Everyone knows that every developer needs to know math and logic, have an analytical mind, and so on and so forth. But many forget that the ability to work in a team plays an important (may be even the main) role in modern software development process.
People think that computer science is the art of geniuses but the actual reality is the opposite, just many people doing things that build on each other, like a wall of mini stones.
It is easy to develop a website, mobile application or any other program single-handedly. Each line of code is clear without comments. Such names of variables as x1, x2 and x345 are easy to use, and the "spaghetti" of "if ... else" constructions is perfectly acceptable, because it works. But when you work as a part of a team, you need to use quite another principles.
Any fool can write code that a computer can understand. Good programmers write code that humans can understand.

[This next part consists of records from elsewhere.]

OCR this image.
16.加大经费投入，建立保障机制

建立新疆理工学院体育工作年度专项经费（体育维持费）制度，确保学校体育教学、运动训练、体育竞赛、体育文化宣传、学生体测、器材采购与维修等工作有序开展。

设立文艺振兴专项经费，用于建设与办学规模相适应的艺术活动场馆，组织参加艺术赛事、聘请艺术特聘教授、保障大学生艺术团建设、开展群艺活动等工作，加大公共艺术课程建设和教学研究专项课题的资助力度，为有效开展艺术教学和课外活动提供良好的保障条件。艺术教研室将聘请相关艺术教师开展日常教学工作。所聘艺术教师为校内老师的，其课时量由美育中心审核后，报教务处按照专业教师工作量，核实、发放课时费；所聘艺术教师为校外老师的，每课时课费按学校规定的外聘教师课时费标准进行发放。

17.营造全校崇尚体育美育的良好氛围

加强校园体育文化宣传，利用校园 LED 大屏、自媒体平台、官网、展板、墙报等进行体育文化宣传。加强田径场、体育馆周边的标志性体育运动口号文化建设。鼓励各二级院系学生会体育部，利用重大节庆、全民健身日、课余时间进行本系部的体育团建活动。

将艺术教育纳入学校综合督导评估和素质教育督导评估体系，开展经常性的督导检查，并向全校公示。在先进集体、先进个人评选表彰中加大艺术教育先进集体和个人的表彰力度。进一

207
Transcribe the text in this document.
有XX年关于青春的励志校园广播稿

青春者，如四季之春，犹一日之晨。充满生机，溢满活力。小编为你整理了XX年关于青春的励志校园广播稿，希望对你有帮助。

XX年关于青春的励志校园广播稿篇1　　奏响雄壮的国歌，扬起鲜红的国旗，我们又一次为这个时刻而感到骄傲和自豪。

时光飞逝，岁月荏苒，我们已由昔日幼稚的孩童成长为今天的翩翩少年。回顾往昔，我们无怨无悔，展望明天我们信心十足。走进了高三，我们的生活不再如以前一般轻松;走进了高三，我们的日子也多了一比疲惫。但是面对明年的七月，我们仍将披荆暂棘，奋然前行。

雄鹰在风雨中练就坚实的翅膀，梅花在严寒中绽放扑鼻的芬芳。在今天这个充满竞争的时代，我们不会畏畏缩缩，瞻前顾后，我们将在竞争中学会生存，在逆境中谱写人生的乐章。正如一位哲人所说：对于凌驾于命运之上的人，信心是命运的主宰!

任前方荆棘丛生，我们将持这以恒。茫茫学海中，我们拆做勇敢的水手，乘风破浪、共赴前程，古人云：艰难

An acronym KISS, which has been used in the English-speaking world already for half a century, means Keep It Short and Simple. Although initially this principle was created in the engineering, with the time it found a place in many other areas, including programming. An alternative interpretation of KISS principle sounds like Keep It Simple Stupid, which is especially relevant for the tangled code that will irritate other developers. In our world could not be universal advice, but more often than not, a simple solution will work (and will be supported) much better than brilliant, but incomprehensible code.
Always code as if the guy who ends up maintaining your code will be a violent psychopath who knows where you live.
Generally speaking, developers love a good joke, especially if it contains not only humor but also some inner meaning. A perfect example is the phrase "Is your code dry enough?". DRY principle stands for Don’t Repeat Yourself. If the code has repetitive elements – it is a reason to create a new abstraction for them. It is а pity that the DRY principle poorly applied in real life, although you can advise your overly talkative friend to "DRY" his speech
On the contrary, YAGNI principle - You Ain’t Gonna Need It – is useful for everyone. It calls to implement only main tasks, not some extra features “just in case". If you want to build a two-storey house, you need to make a groundwork for the two-storey house, not a super-platform in case of building on a skyscraper.
The main purpose of these and many other funny and not abbreviations – to ensure coordinated teamwork and get at the output easily supported well working code. Without any doubt, the programming requires abstract thinking much more than many other professions. Nevertheless, some of the principles that programmers use in their work, are perfectly available and sometimes even helpful to anyone.